One of the leading promoters of the notion that Mr. Foster was murdered is a reporter for the Scaife newspaper, Christopher Ruddy. He is now pushing a new conspiracy theory—that Ronald H. Brown, the Secretary of Commerce, was murdered.
[…]
In the old days people who invented such tales were dismissed as the lunatic fringe. Nowadays they have the power of money to circulate their lies. They have the motivation of extraordinary hatred for Bill Clinton. And they do not care about the pain they inflict on the families of Mr. Foster, Mr. Brown and the others who went down on the plane.
[…]
Finally, there is Whitewater. To date no wrongdoing by the President has been shown in that long-ago Arkansas land deal. (Those interested in distinguishing facts from charges should read Gilbert Cranberg's piece in the current Nieman Reports on how the press got one Whitewater fact wrong, finding incriminating evidence where there was none.)
Other Presidents have reacted to critics in their own ways. Franklin Roosevelt joyously battled what he called the "malefactors of great wealth." Richard Nixon shrank deeper into his paranoia. Bill Clinton brushes off the attacks, and most of the public seems to feel that that is what they deserve.

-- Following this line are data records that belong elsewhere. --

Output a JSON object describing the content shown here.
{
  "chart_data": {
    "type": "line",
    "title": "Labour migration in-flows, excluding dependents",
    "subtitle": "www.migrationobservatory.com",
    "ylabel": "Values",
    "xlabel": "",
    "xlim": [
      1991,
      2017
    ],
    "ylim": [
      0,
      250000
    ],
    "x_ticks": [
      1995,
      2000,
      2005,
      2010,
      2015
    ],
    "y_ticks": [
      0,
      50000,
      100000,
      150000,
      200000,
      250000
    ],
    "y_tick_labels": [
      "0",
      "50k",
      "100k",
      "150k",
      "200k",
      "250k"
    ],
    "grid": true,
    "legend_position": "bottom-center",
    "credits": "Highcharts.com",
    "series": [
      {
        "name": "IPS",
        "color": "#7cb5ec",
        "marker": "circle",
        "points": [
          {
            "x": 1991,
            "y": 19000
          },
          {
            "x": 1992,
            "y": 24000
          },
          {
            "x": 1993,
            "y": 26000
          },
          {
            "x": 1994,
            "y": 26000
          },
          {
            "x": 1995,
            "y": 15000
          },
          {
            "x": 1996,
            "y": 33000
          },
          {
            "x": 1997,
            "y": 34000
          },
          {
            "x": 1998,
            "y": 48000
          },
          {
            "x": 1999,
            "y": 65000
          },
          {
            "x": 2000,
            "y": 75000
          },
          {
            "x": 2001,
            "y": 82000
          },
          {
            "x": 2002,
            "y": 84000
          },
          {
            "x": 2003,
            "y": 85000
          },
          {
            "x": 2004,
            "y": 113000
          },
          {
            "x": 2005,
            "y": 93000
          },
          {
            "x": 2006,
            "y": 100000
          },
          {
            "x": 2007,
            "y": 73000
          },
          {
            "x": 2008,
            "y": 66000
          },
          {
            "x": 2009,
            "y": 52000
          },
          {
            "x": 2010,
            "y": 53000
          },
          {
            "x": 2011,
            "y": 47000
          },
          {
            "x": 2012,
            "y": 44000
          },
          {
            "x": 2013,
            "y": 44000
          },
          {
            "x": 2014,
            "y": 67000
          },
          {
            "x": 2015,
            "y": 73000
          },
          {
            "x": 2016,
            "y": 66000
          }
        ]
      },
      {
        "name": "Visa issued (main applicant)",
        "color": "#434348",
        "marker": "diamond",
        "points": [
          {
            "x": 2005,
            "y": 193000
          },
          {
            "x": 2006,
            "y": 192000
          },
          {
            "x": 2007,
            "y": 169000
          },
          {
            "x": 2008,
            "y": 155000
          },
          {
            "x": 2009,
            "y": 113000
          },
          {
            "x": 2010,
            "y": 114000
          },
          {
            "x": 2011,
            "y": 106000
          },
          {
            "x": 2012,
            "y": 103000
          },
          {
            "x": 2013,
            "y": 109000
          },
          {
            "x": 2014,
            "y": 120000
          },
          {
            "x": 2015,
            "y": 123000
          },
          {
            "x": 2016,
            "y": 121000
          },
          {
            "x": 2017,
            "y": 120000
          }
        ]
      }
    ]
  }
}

But there is still a cost, a heavy cost. The poison directed at President Clinton goes along with the attacks on all of government as evil. The coin of our politics is being corrupted, and it is hard to see what will restore civic discourse and enable us to deal with the country's real problems.
Go ahead! Just tell us that this accurate column doesn’t sound exactly like what you’re hearing today! With one difference: Today, disgraceful hacks of the corporatelib world insist these events never happened.

This would never be done to another president! The editors lie, in your faces.